Citing the landmark Nixon v. Warner Communications, Inc. U.S. Supreme Court case, the paper further explains that in U.S. federal courts there is an assumption of right to access court records.

“It is clear that the courts of this country recognize a general right to inspect and copy public records and documents, including judicial records and documents,” reads the ruling in that case.

In a related case, Associated Press v.
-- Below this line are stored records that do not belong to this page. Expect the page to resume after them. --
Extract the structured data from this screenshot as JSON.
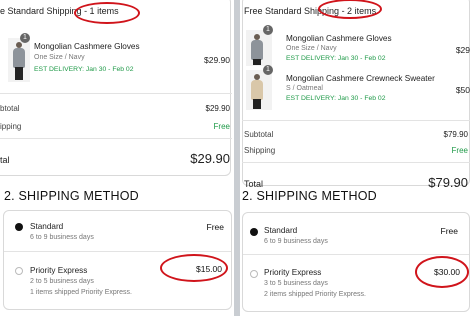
{
  "left": {
    "header": "e Standard Shipping - 1 items",
    "item": {
      "qty": "1",
      "name": "Mongolian Cashmere Gloves",
      "option": "One Size / Navy",
      "delivery": "EST DELIVERY: Jan 30 - Feb 02",
      "price": "$29.90"
    },
    "subtotal_label": "btotal",
    "subtotal_value": "$29.90",
    "shipping_label": "ipping",
    "shipping_value": "Free",
    "total_label": "tal",
    "total_value": "$29.90",
    "section_title": "2. SHIPPING METHOD",
    "methods": [
      {
        "name": "Standard",
        "sub": "6 to 9 business days",
        "price": "Free",
        "selected": true
      },
      {
        "name": "Priority Express",
        "sub": "2 to 5 business days",
        "sub2": "1 items shipped Priority Express.",
        "price": "$15.00",
        "selected": false
      }
    ]
  },
  "right": {
    "header": "Free Standard Shipping - 2 items",
    "items": [
      {
        "qty": "1",
        "name": "Mongolian Cashmere Gloves",
        "option": "One Size / Navy",
        "delivery": "EST DELIVERY: Jan 30 - Feb 02",
        "price": "$29"
      },
      {
        "qty": "1",
        "name": "Mongolian Cashmere Crewneck Sweater",
        "option": "S / Oatmeal",
        "delivery": "EST DELIVERY: Jan 30 - Feb 02",
        "price": "$50"
      }
    ],
    "subtotal_label": "Subtotal",
    "subtotal_value": "$79.90",
    "shipping_label": "Shipping",
    "shipping_value": "Free",
    "total_label": "Total",
    "total_value": "$79.90",
    "section_title": "2. SHIPPING METHOD",
    "methods": [
      {
        "name": "Standard",
        "sub": "6 to 9 business days",
        "price": "Free",
        "selected": true
      },
      {
        "name": "Priority Express",
        "sub": "3 to 5 business days",
        "sub2": "2 items shipped Priority Express.",
        "price": "$30.00",
        "selected": false
      }
    ]
  },
  "colors": {
    "annotation_red": "#d0141b",
    "delivery_green": "#1f9a48",
    "divider_gray": "#c9cdd2"
  }
}
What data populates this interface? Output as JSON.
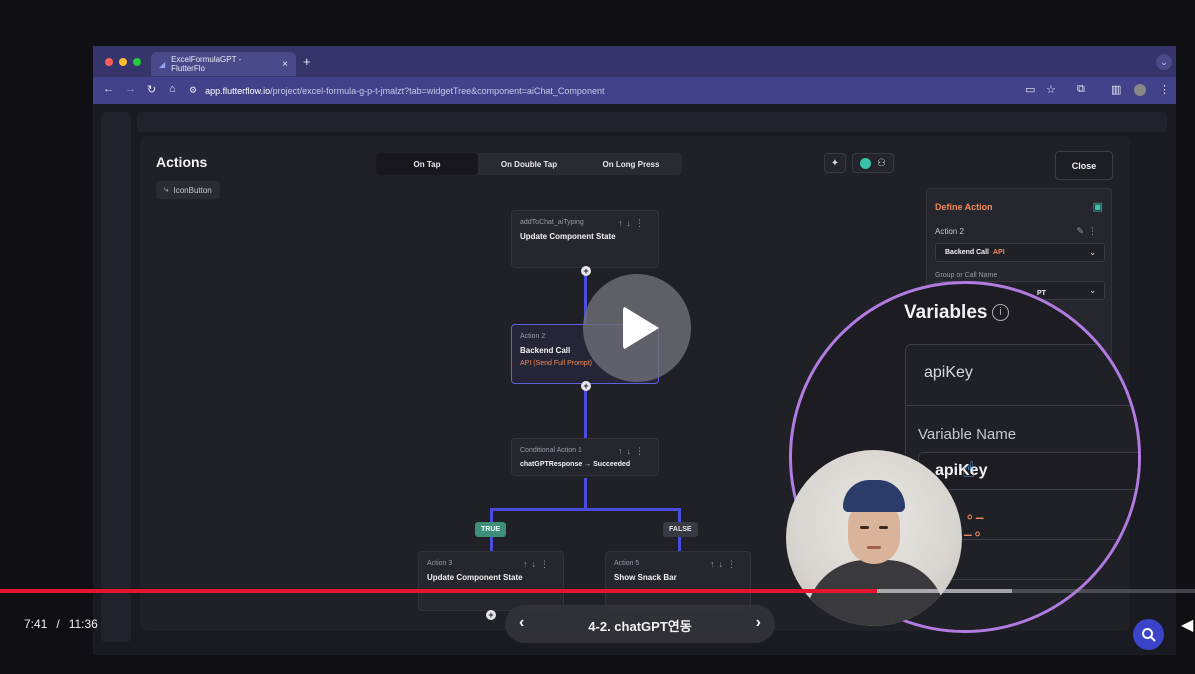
{
  "browser": {
    "tab_title": "ExcelFormulaGPT - FlutterFlo",
    "tab_close": "×",
    "new_tab": "+",
    "url_host": "app.flutterflow.io",
    "url_path": "/project/excel-formula-g-p-t-jmalzt?tab=widgetTree&component=aiChat_Component"
  },
  "modal": {
    "title": "Actions",
    "widget_chip": "IconButton",
    "tabs": [
      {
        "label": "On Tap",
        "active": true
      },
      {
        "label": "On Double Tap",
        "active": false
      },
      {
        "label": "On Long Press",
        "active": false
      }
    ],
    "close_label": "Close"
  },
  "flow": {
    "node1": {
      "sub": "addToChat_aiTyping",
      "main": "Update Component State"
    },
    "node2": {
      "sub": "Action 2",
      "main": "Backend Call",
      "extra": "API (Send Full Prompt)"
    },
    "node3": {
      "sub": "Conditional Action 1",
      "main": "chatGPTResponse → Succeeded"
    },
    "true_label": "TRUE",
    "false_label": "FALSE",
    "node4": {
      "sub": "Action 3",
      "main": "Update Component State"
    },
    "node5": {
      "sub": "Action 5",
      "main": "Show Snack Bar"
    }
  },
  "define_action": {
    "title": "Define Action",
    "action_label": "Action 2",
    "backend_call": "Backend Call",
    "api_tag": "API",
    "group_label": "Group or Call Name",
    "group_value_partial": "PT"
  },
  "zoom": {
    "variables_title": "Variables",
    "api_key": "apiKey",
    "variable_name_label": "Variable Name",
    "variable_value": "apiKey"
  },
  "player": {
    "current_time": "7:41",
    "separator": "/",
    "duration": "11:36",
    "chapter_title": "4-2. chatGPT연동",
    "progress_fraction": 0.734,
    "buffer_fraction": 0.847
  },
  "colors": {
    "accent": "#4b4be0",
    "orange": "#ef8a5a",
    "progress": "#e8132d",
    "zoom_ring": "#b27be0"
  }
}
U.S. District Court for the Central District of California, the U.S. Court of Appeals for the Ninth Circuit came to a similar conclusion about access to pretrial motion documents for civil cases akin to Murray v. McClendon.

“There is no reason to distinguish between pretrial proceedings and the documents filed in regard to them,” reads the opinion for that case. “We thus find that the public and press have a first amendment right of access to pretrial documents in general.”

Star Chamber Specter

Reporters Committee for Freedom of the Press also explains that — unlike what Judge Abel did for this case — judges must at least offer the public a legal rationale for sealing documents.

“Where the First Amendment protects the right of access to court documents, judges must, before restricting public access to a case, articulate specific, on-the-record findings demonstrating that sealing is necessary to serve a compelling government interest and that the sealing order is narrowly tailored to serve that interest,” they wrote.

Which begs the question: did the off-the-record phone conversations meet that legal and public interest barrier?

“Even though judges are supposed to take all things into account to avoid situations where both parties agree to do something that is still not in the public interest, many judges often resist denying something that both the parties agree on,” said McClanahan.

“Litigation is an adversarial system, and if the parties are in agreement, often judges will go along with it in the interest of efficiency. Judges value their time and energy as much as the rest of us.”

McClanahan further pointed out the slippery slope of sealing documents, which raises the specter of tipping the balance of the U.S. court system in an undemocratic direction.

“In the end, the strong presumption in favor of open court records is not about the dispute or even the parties, it is about the process. Americans have to have confidence in the integrity of the judicial process as a whole, and any deviation from that raises the specter of a Star Chamber,” he said. “It is for that reason that parties who wish to seal court records are supposed to have a much harder time of it than those who advocate transparency.”